Leader’s Panel Described Integration of Ethics into AI Development Practices
The topic of ethics in AI is coming up more in the curriculum of the US Naval War College of Newport, R.I., which was established to provide advanced study for US Navy officers and now educates leaders from all services. Ross Coffey, a military professor of National Security Affairs at the institution, participated in a Leader’s Panel on AI, Ethics and Smart Policy at AI World Government.
“The ethical literacy of students increases over time as they are working with these ethical issues, which is why it is an urgent matter because it will take a long time,” Coffey said.
Panel member Carole Smith, a senior research scientist with Carnegie Mellon University who studies human-machine interaction, has been involved in integrating ethics into AI systems development since 2015. She cited the importance of “demystifying” AI.
“My interest is in understanding what kind of interactions we can create where the human is appropriately trusting the system they are working with, not over- or under-trusting it,” she said, adding, “In general, people have higher expectations than they should for the systems.”
As an example, she cited the Tesla Autopilot features, which implement self-driving car capability to a degree but not completely. “People assume the system can do a much broader set of activities than it was designed to do. Helping people understand the limitations of a system is important. Everyone needs to understand the expected outcomes of a system and what some of the mitigating circumstances might be,” she said.
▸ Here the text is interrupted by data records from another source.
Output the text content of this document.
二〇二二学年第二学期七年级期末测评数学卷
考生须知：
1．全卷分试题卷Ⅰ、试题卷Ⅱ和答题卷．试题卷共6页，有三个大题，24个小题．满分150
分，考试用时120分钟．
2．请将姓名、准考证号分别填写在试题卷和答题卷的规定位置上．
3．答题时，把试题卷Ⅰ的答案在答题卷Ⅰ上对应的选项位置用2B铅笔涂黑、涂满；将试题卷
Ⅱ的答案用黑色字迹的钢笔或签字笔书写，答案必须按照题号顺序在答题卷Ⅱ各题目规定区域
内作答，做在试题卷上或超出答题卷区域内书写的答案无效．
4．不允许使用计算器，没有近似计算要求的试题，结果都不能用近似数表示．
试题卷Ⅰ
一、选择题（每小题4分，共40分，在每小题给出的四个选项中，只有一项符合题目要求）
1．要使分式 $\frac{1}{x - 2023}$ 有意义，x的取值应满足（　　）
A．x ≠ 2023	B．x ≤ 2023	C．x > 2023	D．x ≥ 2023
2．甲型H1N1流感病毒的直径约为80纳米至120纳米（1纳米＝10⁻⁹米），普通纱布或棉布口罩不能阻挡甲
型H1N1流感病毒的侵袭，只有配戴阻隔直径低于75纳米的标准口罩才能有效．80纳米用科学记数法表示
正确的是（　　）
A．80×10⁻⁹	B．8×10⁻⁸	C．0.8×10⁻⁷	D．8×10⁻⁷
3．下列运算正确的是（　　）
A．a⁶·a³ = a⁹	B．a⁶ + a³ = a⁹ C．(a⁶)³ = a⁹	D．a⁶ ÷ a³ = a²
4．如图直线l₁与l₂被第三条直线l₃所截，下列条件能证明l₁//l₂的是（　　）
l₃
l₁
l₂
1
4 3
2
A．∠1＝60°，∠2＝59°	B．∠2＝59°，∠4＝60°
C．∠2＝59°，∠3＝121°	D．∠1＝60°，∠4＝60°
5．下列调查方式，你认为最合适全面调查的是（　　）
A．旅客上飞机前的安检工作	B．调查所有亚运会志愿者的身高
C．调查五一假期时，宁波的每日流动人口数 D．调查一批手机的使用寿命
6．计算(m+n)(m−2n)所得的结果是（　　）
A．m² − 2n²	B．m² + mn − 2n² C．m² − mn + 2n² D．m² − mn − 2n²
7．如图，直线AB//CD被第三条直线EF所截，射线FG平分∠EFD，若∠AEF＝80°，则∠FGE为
Panel member Taka Ariga, the first chief data scientist appointed to the US Government Accountability Office and director of the GAO’s Innovation Lab, sees a gap in AI literacy for the young workforce coming into the federal government. “Data scientist training does not always include ethics. Accountable AI is a laudable construct, but I’m not sure everyone buys into it. We need their responsibility to go beyond technical aspects and be accountable to the end user we are trying to serve,” he said.
Panel moderator Alison Brooks, PhD, research VP of Smart Cities and Communities at the IDC market research firm, asked whether principles of ethical AI can be shared across the boundaries of nations.
“We will have a limited ability for every nation to align on the same exact approach, but we will have to align in some ways on what we will not allow AI to do, and what people will also be responsible for,” stated Smith of CMU.
The panelists credited the European Commission for being out front on these issues of ethics, especially in the enforcement realm.
Ross of the Naval War Colleges acknowledged the importance of finding common ground around AI ethics. “From a military perspective, our interoperability needs to go to a whole new level. We need to find common ground with our partners and our allies on what we will allow AI to do and what we will not allow AI to do.” Unfortunately, “I don’t know if that discussion is happening,” he said.
Discussion on AI ethics could perhaps be pursued as part of certain existing treaties, Smith suggested
The many AI ethics principles, frameworks, and road maps being offered in many federal agencies can be challenging to follow and be made consistent. Take said, “I am hopeful that over the next year or two, we will see a coalescing.”